Neither liberals nor conservatives -- and especially "neoconservatives" regard terrorism as a problem arising solely from a demented few. Conservatives commonly regard terrorism as a form of proxy warfare by states or powerful organizations which want to hide in the background. Behind the terrorist there is a state; destroy the state supporter and the terrorist weakens or perhaps vanishes altogether. The liberal doesn't regard the terrorist as an isolated actor either. He has a causal chain to advance too. Behind the terrorist is the Israeli-Palestinian conflict. If Israel can be forced to concede land or better yet dissolve itself then the same effect predicted by the conservatives will result. The terrorist will weaken or perhaps disappear altogether.

Recently a third kind of causal relationship has been argued. Behind the terrorist is the ideology of radical Islam. According to this view hostility to the west would persist even if states which opportunistically support terror were toppled and even if Israel were to vanish overnight; in particular would continue to exist in Europe. This view derives from the pronouncements of the terrorists themselves who do not see their goals as limited to the destruction of Israel alone or even of America alone. Both are simply steps to the establishment of a planet under One Caliph. Today Birmingham, tomorrow the World.

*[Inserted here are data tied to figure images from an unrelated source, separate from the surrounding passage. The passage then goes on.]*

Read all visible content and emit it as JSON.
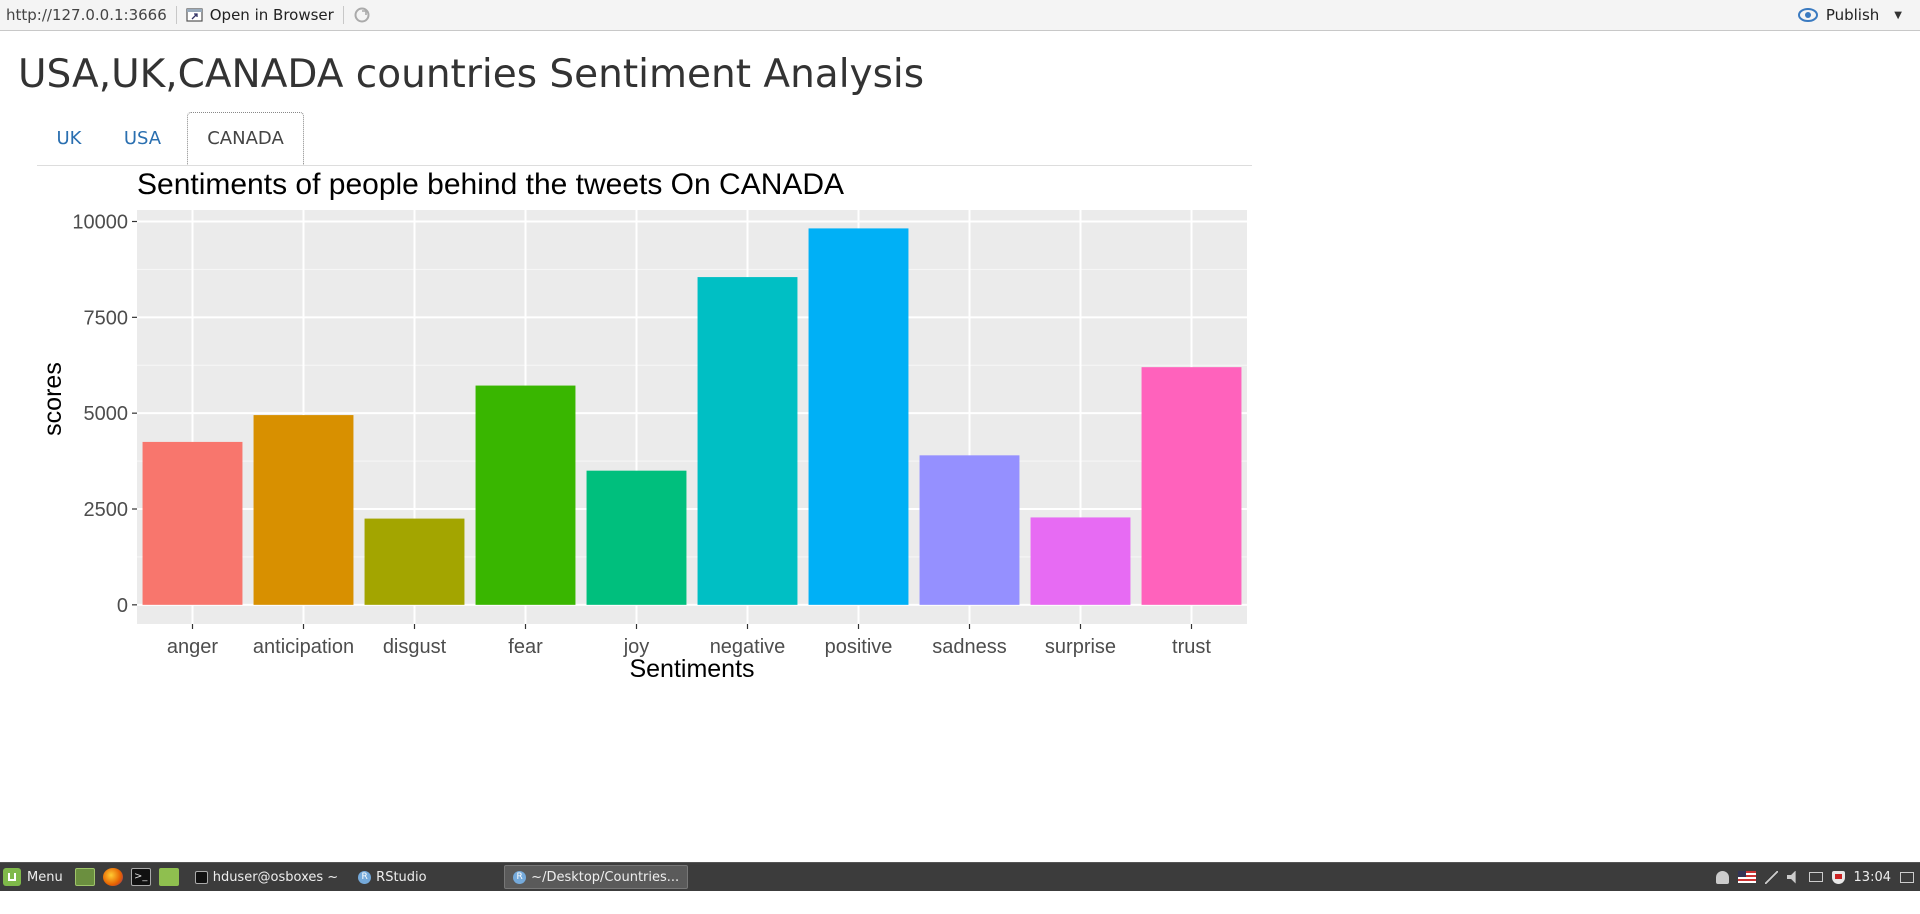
{
  "viewer": {
    "url": "http://127.0.0.1:3666",
    "open_in_browser": "Open in Browser",
    "publish": "Publish"
  },
  "page": {
    "title": "USA,UK,CANADA countries Sentiment Analysis",
    "tabs": [
      {
        "label": "UK",
        "active": false
      },
      {
        "label": "USA",
        "active": false
      },
      {
        "label": "CANADA",
        "active": true
      }
    ]
  },
  "chart_data": {
    "type": "bar",
    "title": "Sentiments of people behind the tweets On CANADA",
    "xlabel": "Sentiments",
    "ylabel": "scores",
    "categories": [
      "anger",
      "anticipation",
      "disgust",
      "fear",
      "joy",
      "negative",
      "positive",
      "sadness",
      "surprise",
      "trust"
    ],
    "values": [
      4250,
      4950,
      2250,
      5720,
      3500,
      8550,
      9820,
      3900,
      2280,
      6200
    ],
    "colors": [
      "#F8766D",
      "#D89000",
      "#A3A500",
      "#39B600",
      "#00BF7D",
      "#00BFC4",
      "#00B0F6",
      "#9590FF",
      "#E76BF3",
      "#FF62BC"
    ],
    "ylim": [
      -500,
      10300
    ],
    "yticks": [
      0,
      2500,
      5000,
      7500,
      10000
    ],
    "ytick_labels": [
      "0",
      "2500",
      "5000",
      "7500",
      "10000"
    ],
    "grid": true,
    "legend": "none"
  },
  "taskbar": {
    "menu_label": "Menu",
    "tasks": [
      {
        "label": "hduser@osboxes ~",
        "active": false
      },
      {
        "label": "RStudio",
        "active": false
      },
      {
        "label": "~/Desktop/Countries...",
        "active": true
      }
    ],
    "clock": "13:04"
  }
}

If this were a multiple choice test about the causes of terror, one might be tempted to answer "A and B" or "B and C" or even "all of the above". The "all of the above" answer to what those 14 high-value terrorists are constitutes the worst scenario of all. Because it implies that no regime change or sequence of regime changes; that no concession or sequence of concessions by Israel; that no amount of "dialogue" by itself would solve the problem. A comprehensive conflict involving all these elements would be functionally equivalent to a "war of civilizations", a "long war" or whatever euphemism is more comforting for what is in every sense a word for "catastrophe". It would at any rate be the end of the easy, non-judgmental world of the late 1990s. That time was not a multicultural world at all, but on the contrary, the last moment when Western cultural dominance existed; the last shining autumn when Kyoto, unlimited immigration, the UN and the EU were the certainties of a vanished future. In many ways we are living in a truly multicultural world today; not the kind that Mark Steyn derided as a kind of wallpaper shallowly expressed in a choice of exotic cuisines, massages and aromatherapies in your local shopping district but the real kind. One which demands commitment in a world once again thronged with competing voices and planted with flags.

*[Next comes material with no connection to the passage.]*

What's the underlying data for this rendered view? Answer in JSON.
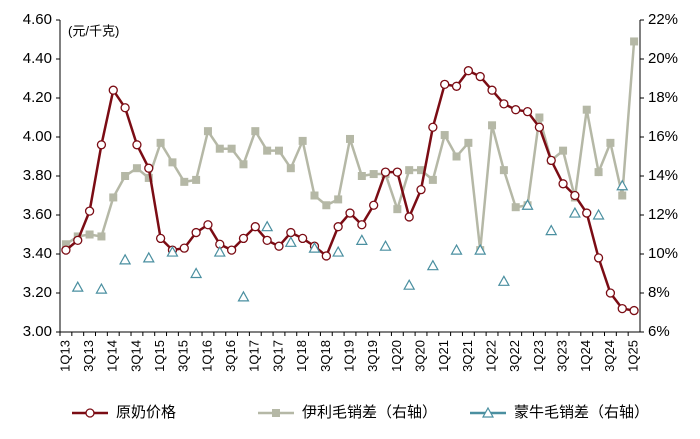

But on the other hand, maybe things aren't that bad. After all, it's been five years since September 11 and the good news is that neither the world nor the US has blown up yet. If all al-Qaeda can kick up is 14, not 14,000 high value adherents then maybe there's hope yet, possibly because people prefer to live rather than to die. And maybe in the end we will owe survival mostly to the power of the everyday: to the bowling alleys, the children's birthday party, American idol and the backyard barbecue. To that and a little spine.

Update

Shrinkwrapped Blogs has some further thoughts.

1 Comments:

Blogger Starling said...

Wretchard,

thanks for the link to the detainee biographies. As a Gulf region resident, it was interesting and, frankly, a little scary to see Dubai and the UAE mentioned so frequently. I'll surely give this information a closer read in the coming days and will be posting about it on my blog, as well.